Arnowitz, who also co-founded InSource, an association for in-house creatives devoted to enhancing the value of design within corporate environments, notes that soft skills, such as versatility and the ability to communicate effectively, are critical, too. “You have to be flexible enough to interact with everyone from the loading dock to the executive tower,” he says.

Educate and enlighten

Part of the reason for tight project budgets and warp-speed turnaround times is a lack of knowledge about the creative process. Informing others of your team’s role as it relates to

the “big picture” is crucial in your quest for increased clout. Many non-creatives simply don’t appreciate the rigid brand style guidelines with which you must comply. They might not be aware of the cost of typefaces and original photographs, or realize how much time it takes to produce a 50-page brochure, for example. As one survey respondent said, “Our internal clients have virtually no concept of what actual creativity is. I continuously remind our clients that the computer and the software are merely tools. The creativity resides in the person.”

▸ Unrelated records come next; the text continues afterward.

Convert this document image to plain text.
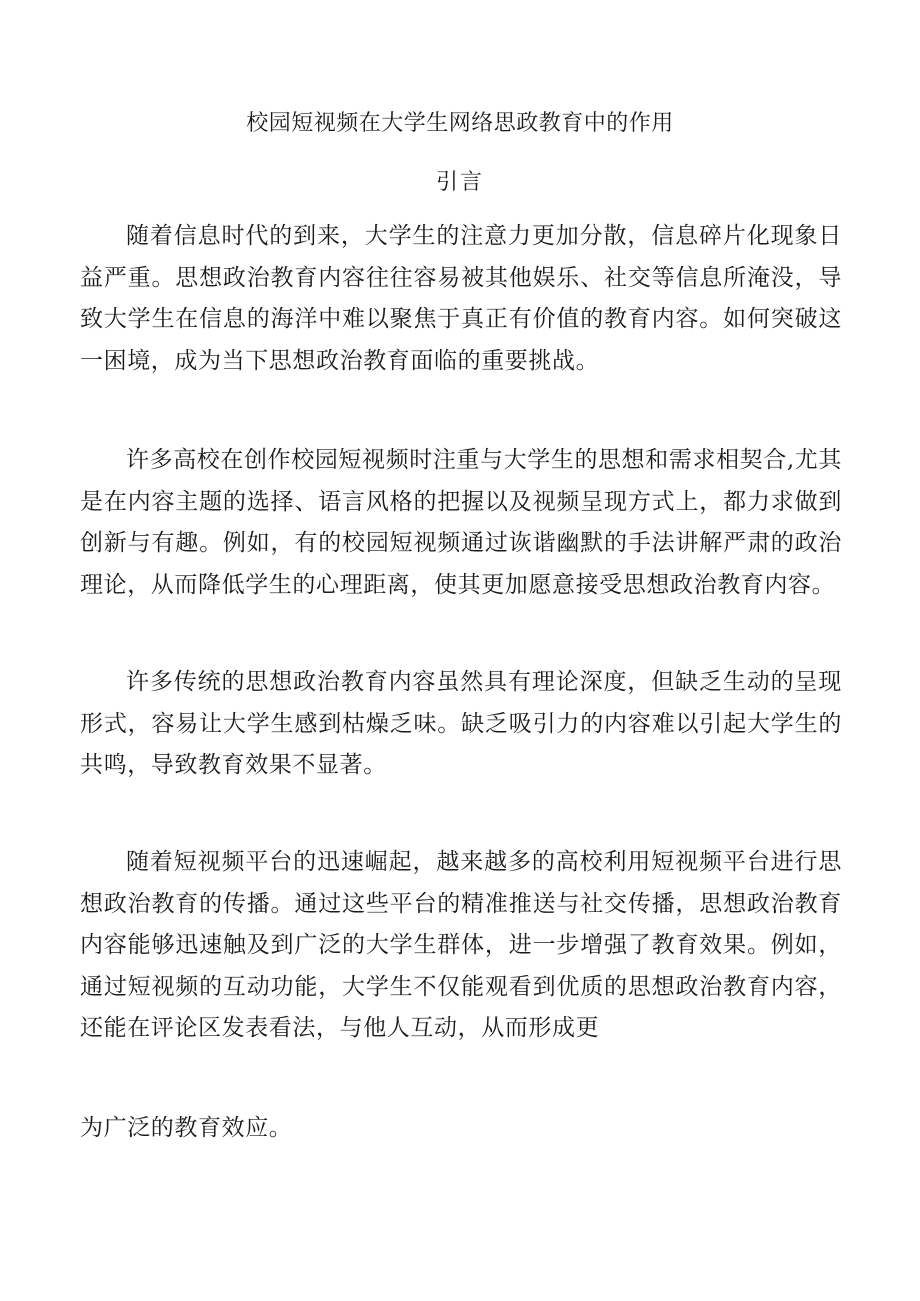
校园短视频在大学生网络思政教育中的作用
引言

随着信息时代的到来，大学生的注意力更加分散，信息碎片化现象日益严重。思想政治教育内容往往容易被其他娱乐、社交等信息所淹没，导致大学生在信息的海洋中难以聚焦于真正有价值的教育内容。如何突破这一困境，成为当下思想政治教育面临的重要挑战。

许多高校在创作校园短视频时注重与大学生的思想和需求相契合,尤其是在内容主题的选择、语言风格的把握以及视频呈现方式上，都力求做到创新与有趣。例如，有的校园短视频通过诙谐幽默的手法讲解严肃的政治理论，从而降低学生的心理距离，使其更加愿意接受思想政治教育内容。

许多传统的思想政治教育内容虽然具有理论深度，但缺乏生动的呈现形式，容易让大学生感到枯燥乏味。缺乏吸引力的内容难以引起大学生的共鸣，导致教育效果不显著。

随着短视频平台的迅速崛起，越来越多的高校利用短视频平台进行思想政治教育的传播。通过这些平台的精准推送与社交传播，思想政治教育内容能够迅速触及到广泛的大学生群体，进一步增强了教育效果。例如，通过短视频的互动功能，大学生不仅能观看到优质的思想政治教育内容，还能在评论区发表看法，与他人互动，从而形成更

为广泛的教育效应。
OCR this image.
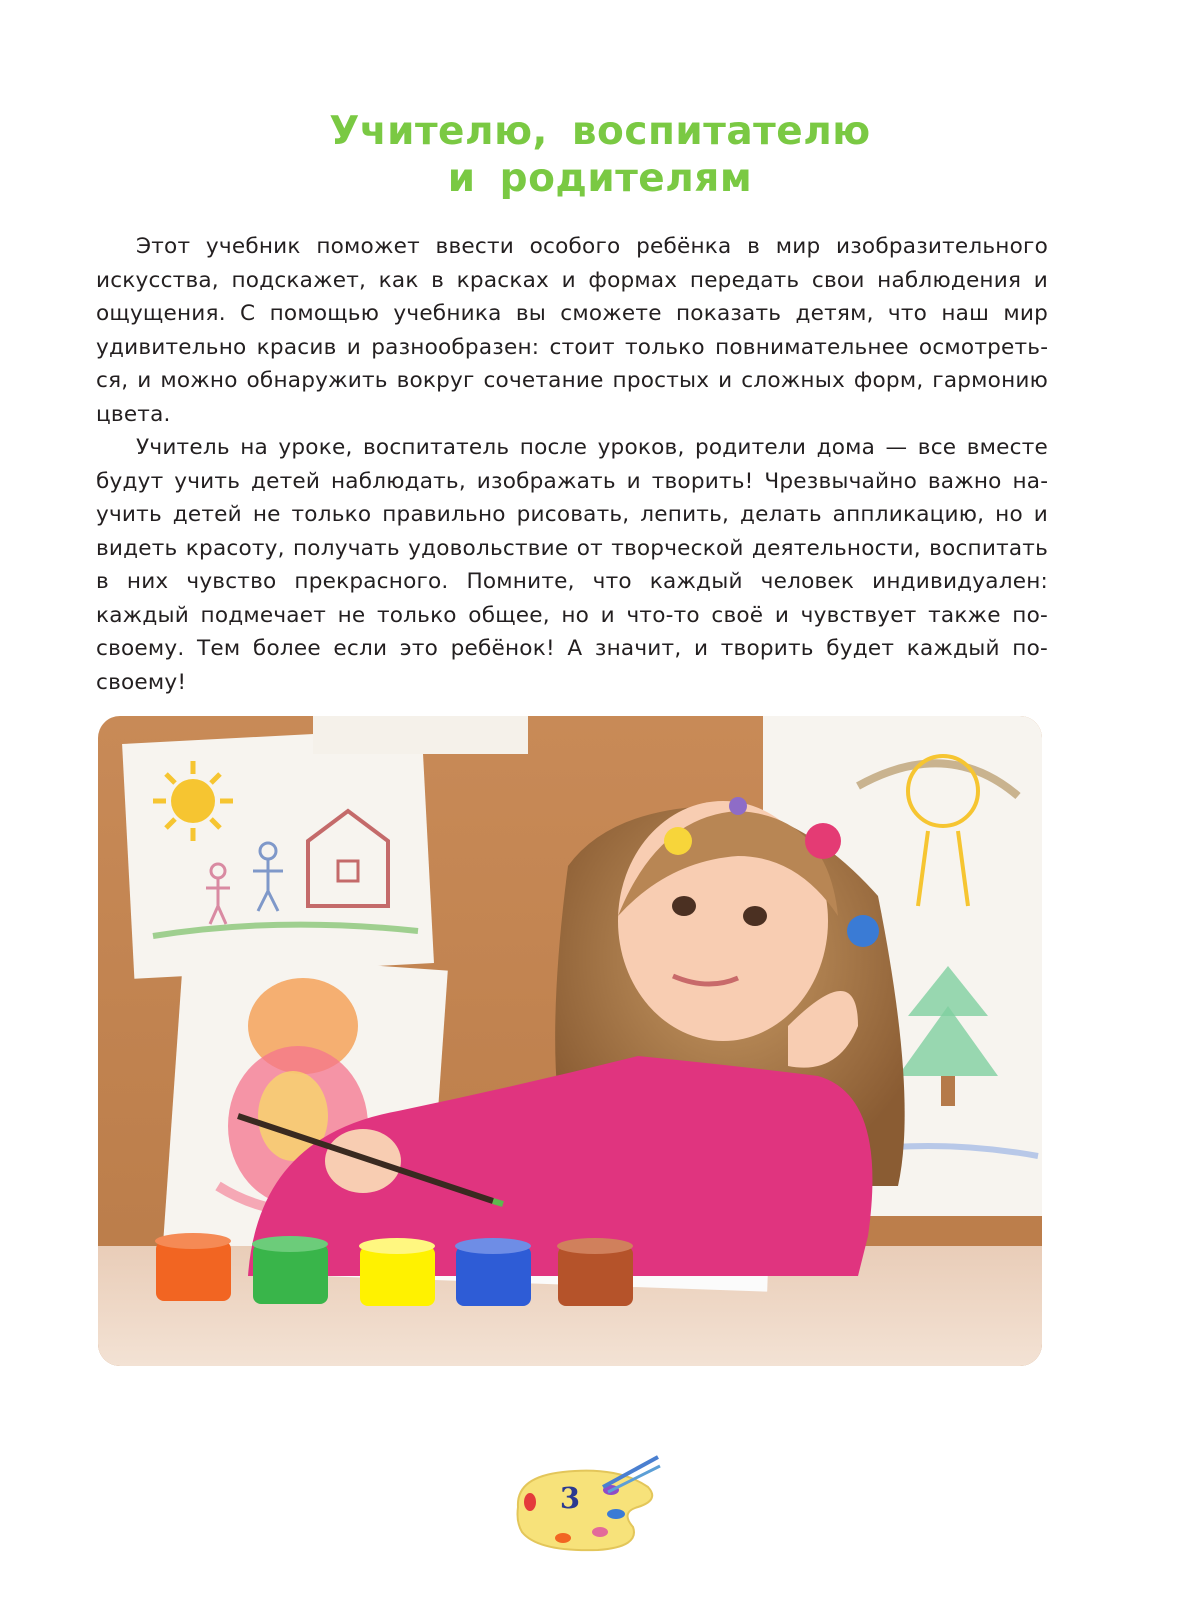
Учителю, воспитателю
и родителям

Этот учебник поможет ввести особого ребёнка в мир изобразительного искусства, подскажет, как в красках и формах передать свои наблюдения и ощущения. С помощью учебника вы сможете показать детям, что наш мир удивительно красив и разнообразен: стоит только повнимательнее осмотреться, и можно обнаружить вокруг сочетание простых и сложных форм, гармонию цвета.

Учитель на уроке, воспитатель после уроков, родители дома — все вместе будут учить детей наблюдать, изображать и творить! Чрезвычайно важно научить детей не только правильно рисовать, лепить, делать аппликацию, но и видеть красоту, получать удовольствие от творческой деятельности, воспитать в них чувство прекрасного. Помните, что каждый человек индивидуален: каждый подмечает не только общее, но и что-то своё и чувствует также по-своему. Тем более если это ребёнок! А значит, и творить будет каждый по-своему!

3
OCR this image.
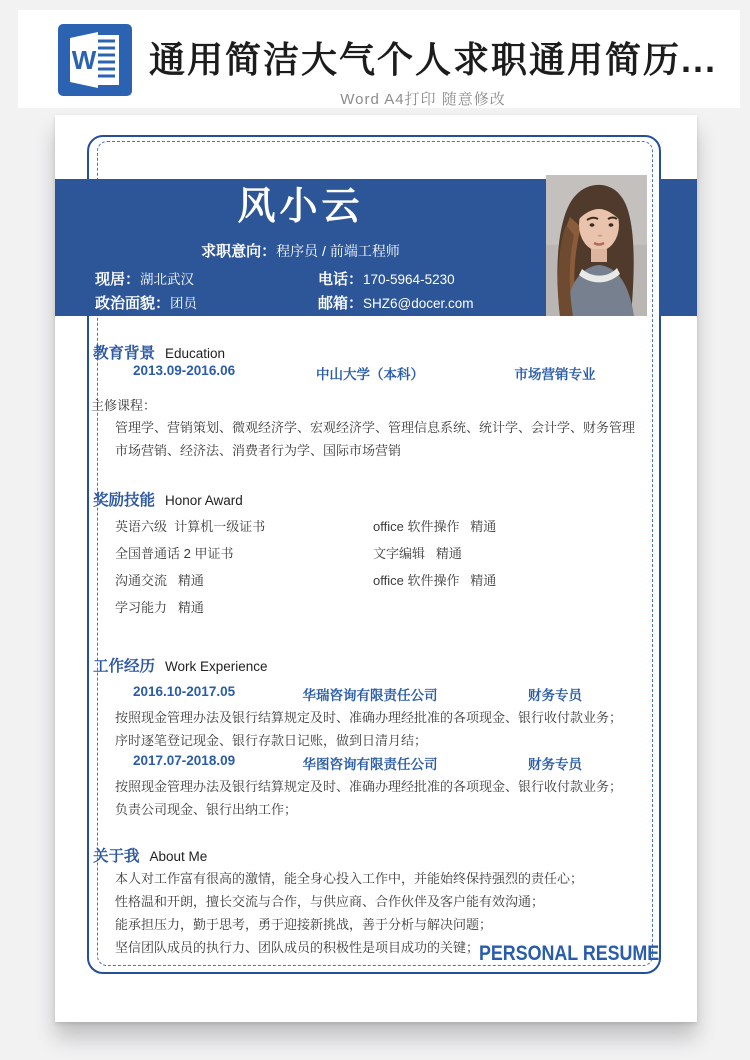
W	通用简洁大气个人求职通用简历...
Word A4打印 随意修改
风小云
求职意向：程序员 / 前端工程师
现居：湖北武汉	电话：170-5964-5230
政治面貌：团员	邮箱：SHZ6@docer.com
教育背景 Education
2013.09-2016.06	中山大学（本科）	市场营销专业
主修课程：
管理学、营销策划、微观经济学、宏观经济学、管理信息系统、统计学、会计学、财务管理
市场营销、经济法、消费者行为学、国际市场营销
奖励技能 Honor Award
英语六级  计算机一级证书	office 软件操作   精通
全国普通话 2 甲证书	文字编辑   精通
沟通交流   精通	office 软件操作   精通
学习能力   精通
工作经历 Work Experience
2016.10-2017.05	华瑞咨询有限责任公司	财务专员
按照现金管理办法及银行结算规定及时、准确办理经批准的各项现金、银行收付款业务；
序时逐笔登记现金、银行存款日记账，做到日清月结；
2017.07-2018.09	华图咨询有限责任公司	财务专员
按照现金管理办法及银行结算规定及时、准确办理经批准的各项现金、银行收付款业务；
负责公司现金、银行出纳工作；
关于我 About Me
本人对工作富有很高的激情，能全身心投入工作中，并能始终保持强烈的责任心；
性格温和开朗，擅长交流与合作，与供应商、合作伙伴及客户能有效沟通；
能承担压力，勤于思考，勇于迎接新挑战，善于分析与解决问题；
坚信团队成员的执行力、团队成员的积极性是项目成功的关键； PERSONAL RESUME
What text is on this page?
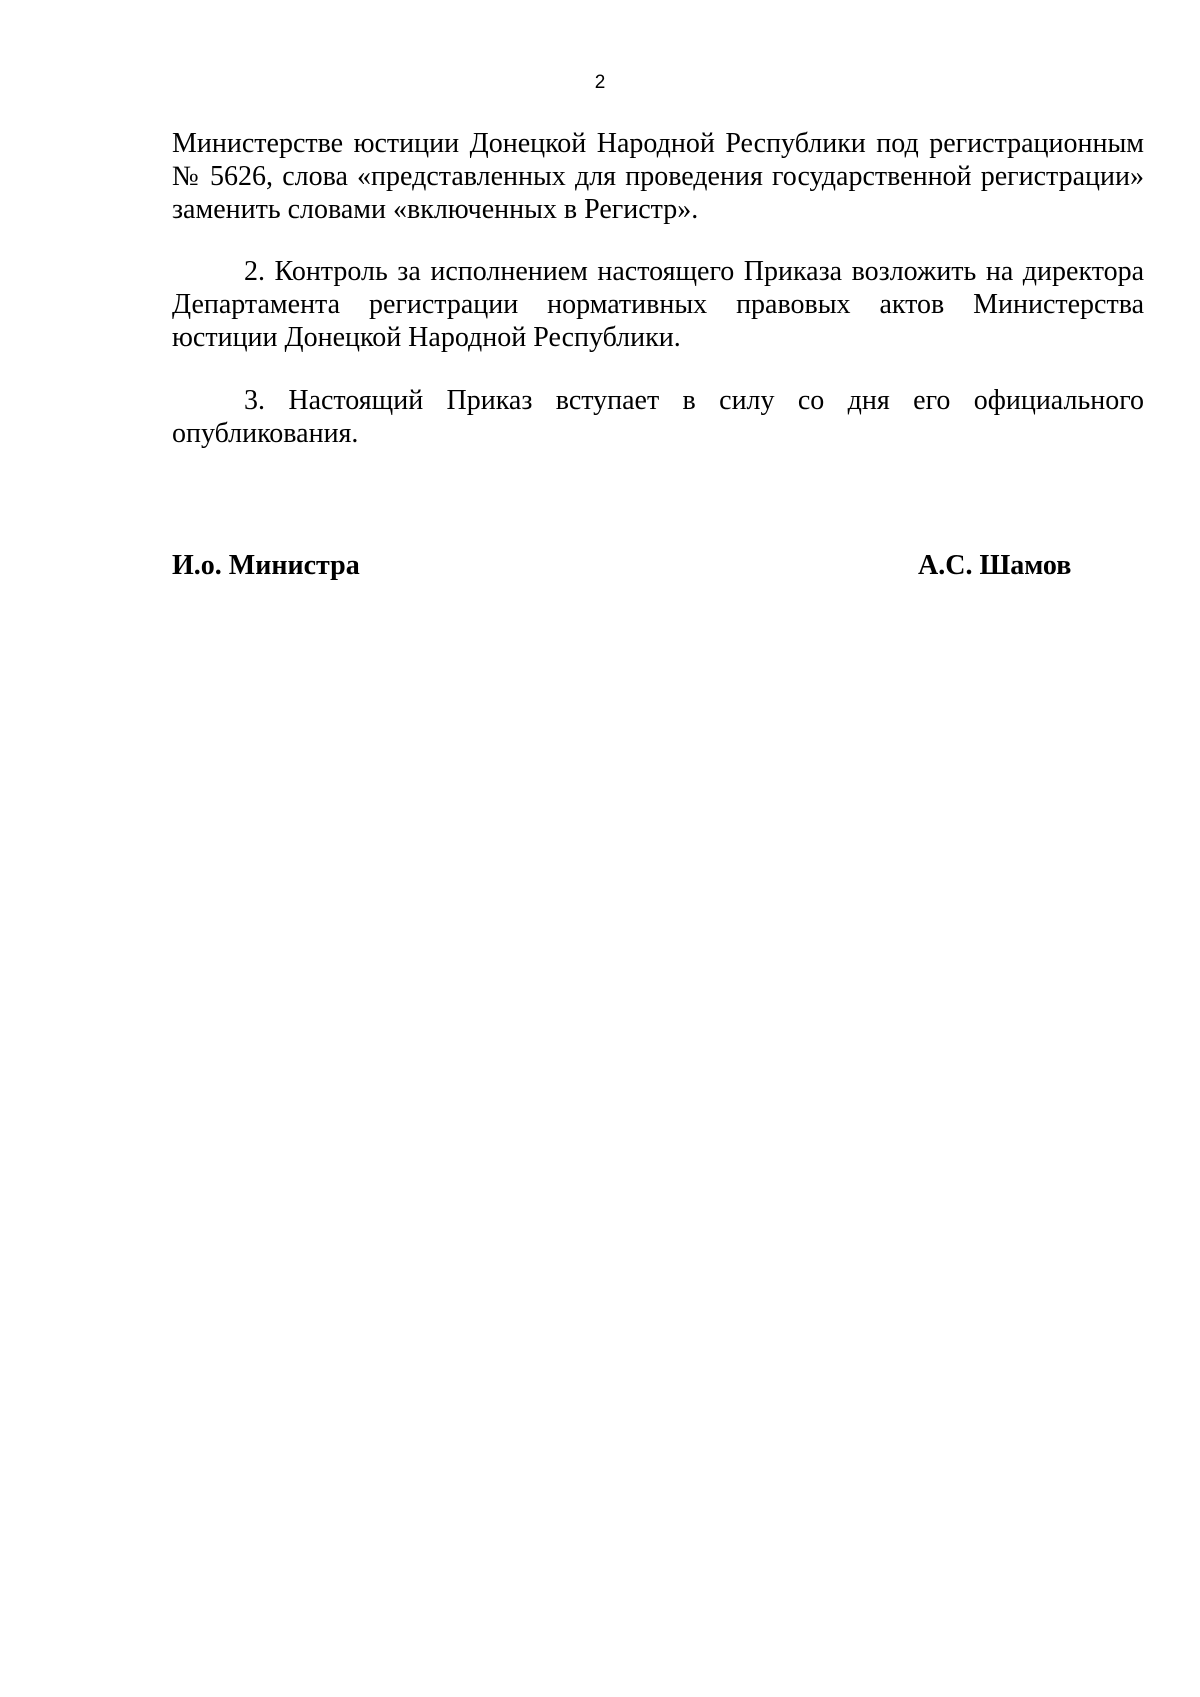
2

Министерстве юстиции Донецкой Народной Республики под регистрационным № 5626, слова «представленных для проведения государственной регистрации» заменить словами «включенных в Регистр».

2. Контроль за исполнением настоящего Приказа возложить на директора Департамента регистрации нормативных правовых актов Министерства юстиции Донецкой Народной Республики.

3. Настоящий Приказ вступает в силу со дня его официального опубликования.

И.о. Министра	А.С. Шамов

TCG Roadmap is sponsored by The Creative Group.

4 thoughts on “TCG Roadmap: Enhancing Creative Freedom

  1. Ted

    I have a question. What do you do when you have communicated over and over and over the “creative process”? Something else we can try?? I think we should have non-creatives do it for a day. : )

  2. Andy Epstein

    One tactic you may want to try is to find business management experts who make the same case you’re attempting to make and get their writings in front of your clients and upper management. I hate to admit it, but their credibility may help make the case for you.

    Some business leaders to consider include: Daniel Pink, Malcolm Gladwell, Grant McCracken, Thomas Lockwood, Tim Brown and Roger L. Martin. Go to Amazon and search using the term “design thinking”. You’ll end up with a number of helpful books.